J'avais signalé que, pendant tout le XVIIIème siècle, les esclaves femmes étaient traitées à peu de choses près comme les hommes pour ce qui est des travaux agricoles: elles défrichaient et nettoyaient les terrains des pierres, souches et broussailles pour les préparer à la mise en culture, elles semaient, binaient, labouraient (dans les rizières, le terrain était trop mou pour permettre d'utiliser chevaux ou boeufs qui s'enfonçaient, le labourage était donc entièrement exécuté par les esclaves), elles creusaient même parfois des fossés d'irrigation. Et elles travaillaient jusqu'à l'accouchement--des cas d'accouchement dans les champs sont rapportés--et reprenaient le travail très vite, emmenant leurs bébés aux champs sur leur dos ou les laissant en garde aux esclaves âgées de la plantation.
Après la fin de la traite, la valeur reprodutrice des esclaves femmes est privilégiée aux dépens de leur valeur directement économique en tant que force de travail : les maîtres leur donnent des travaux légers quelques semaines avant l'accouchement, leur laissent ces travaux légers quelques semaines après, leur donnent une meilleure nourriture pendant leur grossesse.
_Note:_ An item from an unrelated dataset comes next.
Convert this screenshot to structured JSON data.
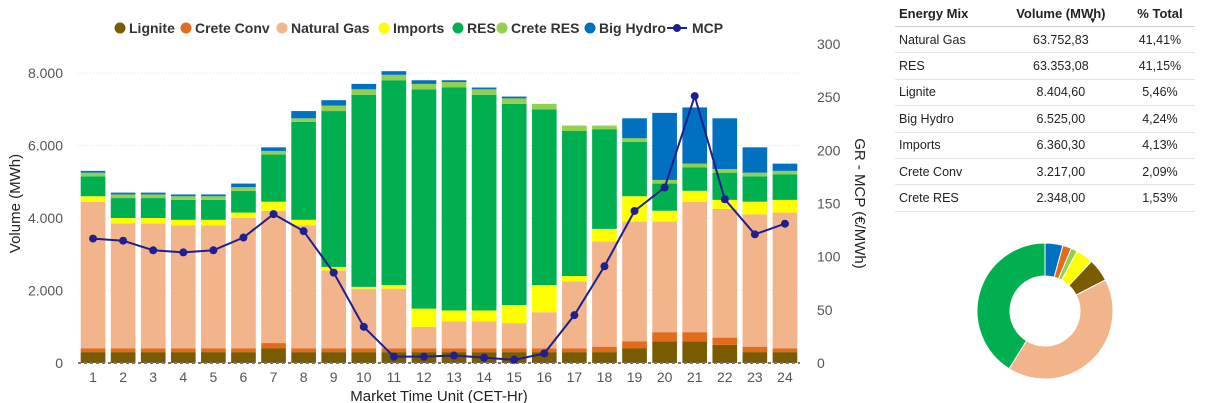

Certains maîtres vont même jusqu'à pratiquer une forme d'eugénisme empirique , comme pour du bétail, en choisissant l'esclave avec lequel elles sont censées procréer, pour sa force et sa santé, comme on sélectionne un étalon.
La majorité des maitres laissent leurs esclaves relativement libres de choisir leur conjoint toutefois, même si un esclave ne peut se marier sans leur autorisation.
La créolisation des esclaves entraîne aussi le développement d'une attitude paternaliste chez les maîtres: d'une part, les esclaves, parlant finalement bien anglais, connaissant les usages américains et christianisés, travaillent mieux, sont plus dociles, n'ont plus besoin qu'on leur explique tout ce qu'ils ont à faire et qu'on brise leur résistance comme pour des "sauvages" fraîchement arrivés d'Afrique.
Les maîtres sont donc moins portés à utiliser punitions et coercition, en fait il devient mal vu de punir cruellement ses esclaves, les mutilations, castrations etc régressent, faire preuve d'humanité et prendre soin de ses esclaves en récompense de leur travail devient le discours type tenu par la classe des planteurs avant la guerre de Sécession, et ce discours n'est pas nécessairement hypocrite: de vrais liens d'affection se développent avec des esclaves dont la famille travaille pour des maîtres depuis plusieurs générations.
Contrairement à ce qui se passe dans les plantations des Caraibes/Brésil, où la prédominence des esclaves africains entraîne l'absentéisme généralisé des maîtres, qui laissent la gestion difficile des esclaves à des contremaîtres et ne vivent pas sur les plantations, aux EU la majorité des maîtres au XIXème siècle vivent sur les plantations, et en surveillent eux-mêmes la marche, assistés d' overseers, changés fréquemment, souvent sous la pression des esclaves mécontents, et de "slave drivers" eux qui sont eux mêmes esclaves.
En d'autres termes, les esclaves sont de mieux en mieux traités, et on peut dire qu'avant sa disparition, l'esclavage était (relativement) en voie d'humanisation aux EU.